Thursday, 10 May 2018

Sam Lee Singing with Nightingales – Phoenix Theatre, Exeter, 9th May, 2018

New Ode to the Nightingale

It is just over three years since I saw Sam Lee performing, again at the Phoenix, and that genuinely outstanding gig was one of the more memorable I have ever attended, reviewed here [and within that, references to other reviews of his music].

I expected more of the same last night, but I was in for a shock surprise – I hadn’t really paid attention to what was on offer, though I did know about his nightingale project – yet what an extraordinary, pleasing shock it was.

Instead of the musical ensemble I was expecting, in that ignorance, there were just two other musicians with Lee: Adrian Freedman playing the shakuhachi, a bamboo Zen flute of Japan, and Chartwell Dutrio playing the mbira which is an ancient instrument consisting of at least 22 metal keys mounted on a wooden soundboard, in this case like a gourd. 

These three had never played together before, and the night was in every sense an improvisation, especially the extraordinary event after the interval. Before this, and throughout the night, there was much talk about the nightingale and the wider project, based on a farm at Knepp in Sussex where the resident ecologist, Penny Green, works and records the singing of this melodic bird. Lee rang her on his mobile at the beginning of the gig to talk about the chances of hearing the singing that night, to be played later into the theatre live.

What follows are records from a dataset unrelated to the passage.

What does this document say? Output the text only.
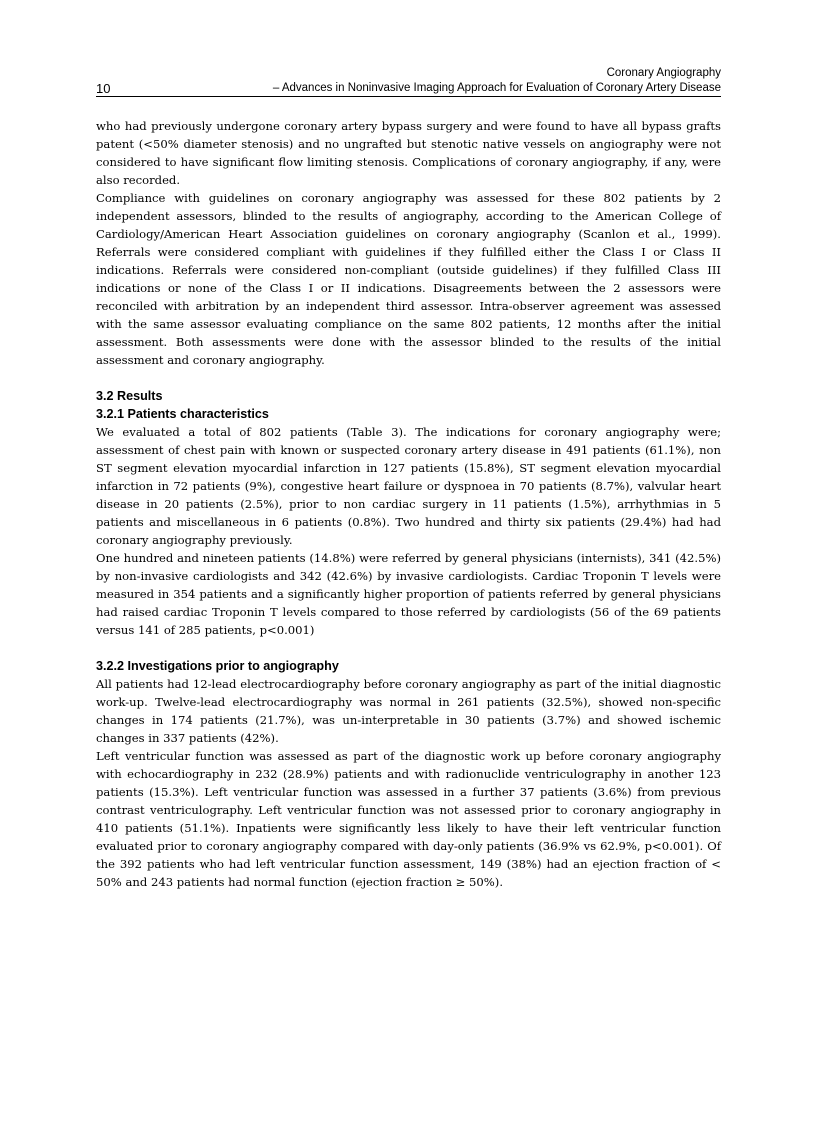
10
Coronary Angiography
– Advances in Noninvasive Imaging Approach for Evaluation of Coronary Artery Disease

who had previously undergone coronary artery bypass surgery and were found to have all bypass grafts patent (<50% diameter stenosis) and no ungrafted but stenotic native vessels on angiography were not considered to have significant flow limiting stenosis. Complications of coronary angiography, if any, were also recorded.

Compliance with guidelines on coronary angiography was assessed for these 802 patients by 2 independent assessors, blinded to the results of angiography, according to the American College of Cardiology/American Heart Association guidelines on coronary angiography (Scanlon et al., 1999). Referrals were considered compliant with guidelines if they fulfilled either the Class I or Class II indications. Referrals were considered non-compliant (outside guidelines) if they fulfilled Class III indications or none of the Class I or II indications. Disagreements between the 2 assessors were reconciled with arbitration by an independent third assessor. Intra-observer agreement was assessed with the same assessor evaluating compliance on the same 802 patients, 12 months after the initial assessment. Both assessments were done with the assessor blinded to the results of the initial assessment and coronary angiography.

3.2 Results

3.2.1 Patients characteristics

We evaluated a total of 802 patients (Table 3). The indications for coronary angiography were; assessment of chest pain with known or suspected coronary artery disease in 491 patients (61.1%), non ST segment elevation myocardial infarction in 127 patients (15.8%), ST segment elevation myocardial infarction in 72 patients (9%), congestive heart failure or dyspnoea in 70 patients (8.7%), valvular heart disease in 20 patients (2.5%), prior to non cardiac surgery in 11 patients (1.5%), arrhythmias in 5 patients and miscellaneous in 6 patients (0.8%). Two hundred and thirty six patients (29.4%) had had coronary angiography previously.

One hundred and nineteen patients (14.8%) were referred by general physicians (internists), 341 (42.5%) by non-invasive cardiologists and 342 (42.6%) by invasive cardiologists. Cardiac Troponin T levels were measured in 354 patients and a significantly higher proportion of patients referred by general physicians had raised cardiac Troponin T levels compared to those referred by cardiologists (56 of the 69 patients versus 141 of 285 patients, p<0.001)

3.2.2 Investigations prior to angiography

All patients had 12-lead electrocardiography before coronary angiography as part of the initial diagnostic work-up. Twelve-lead electrocardiography was normal in 261 patients (32.5%), showed non-specific changes in 174 patients (21.7%), was un-interpretable in 30 patients (3.7%) and showed ischemic changes in 337 patients (42%).

Left ventricular function was assessed as part of the diagnostic work up before coronary angiography with echocardiography in 232 (28.9%) patients and with radionuclide ventriculography in another 123 patients (15.3%). Left ventricular function was assessed in a further 37 patients (3.6%) from previous contrast ventriculography. Left ventricular function was not assessed prior to coronary angiography in 410 patients (51.1%). Inpatients were significantly less likely to have their left ventricular function evaluated prior to coronary angiography compared with day-only patients (36.9% vs 62.9%, p<0.001). Of the 392 patients who had left ventricular function assessment, 149 (38%) had an ejection fraction of < 50% and 243 patients had normal function (ejection fraction ≥ 50%).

It was already in full voice.

But more of this in a moment. Lee opened the evening’s music by singing solo Spencer the Rover, a beautiful resonant delivery as one expects from him, and a treat for me, loving the version that John Martyn sang. Both Adrian and Chartwell had solo spots, explaining their instruments, and it was a fascinating learning about and experiencing of their respective superlative playing: and with Chartwell also singing – at one point later performing throat singing.

All wonderful. In the metaphor of a camp-fire setting – so lights dimmed and an informal presentation throughout, including sing-alongs for those inclined – Lee talked more about the ecological realities of the nightingales’ reducing springtime habitats in England – no longer in Cornwall, probably not in Devon, a few in Dorset and Somerset, but mostly, when here now, in the south east of England – and he told the story of how the nightingale was given its voice by the She-god of his telling it. There was also a recollection of the BBC’s first ever live outside broadcast of cellist Beatrice Harrison playing along to the singing of the nightingale in her garden in 1924 – an event, we are told, that was set up and recorded on the 18th May when the nightingale didn’t appear, and then again on the 19th when it also didn’t appear, so an American, Charles Kellogg, a vaudeville performer who imitated bird songs, was brought in to mimic the singing of the nightingale – and it struck me that this may well be one of the first ever and genuine Fake News stories/events!

To the extraordinary musical event of the night – after the interval, Lee rang Green back in Sussex and to cut to the chase, the nightingale was singing, singing in glorious variety and volume and this was transferred into the theatre through the PA system. It was genuinely beautiful to hear, the darkened setting of our sitting, and all that had preceded, preparing us for the experience in as ‘natural’ a way as one could – the paradox of this technology making just such an event possible being one of the most perfect imaginable. if we were

In terms of music, Lee began with his shruti box and a low hum/murmur to merge with its sonorous sound and accompany the nightingale’s virtuoso melodies. Freedman and Dutrio played their own solo accompaniments and it is impossible to fully embrace that improvised and empathetic playing with words, but it was, as I have said, genuinely extraordinary. Freedman’s shakuhachi – and he had a range to play – obviously had the most inherent ‘match’ to the birdsong, but it was on their last ensemble jam that this trio fully communed with the nightingale and the audience, some again who sang along to the mantra Dutrio devised which was a beautiful descending melody. 

A unique gig and I am so pleased to have attended.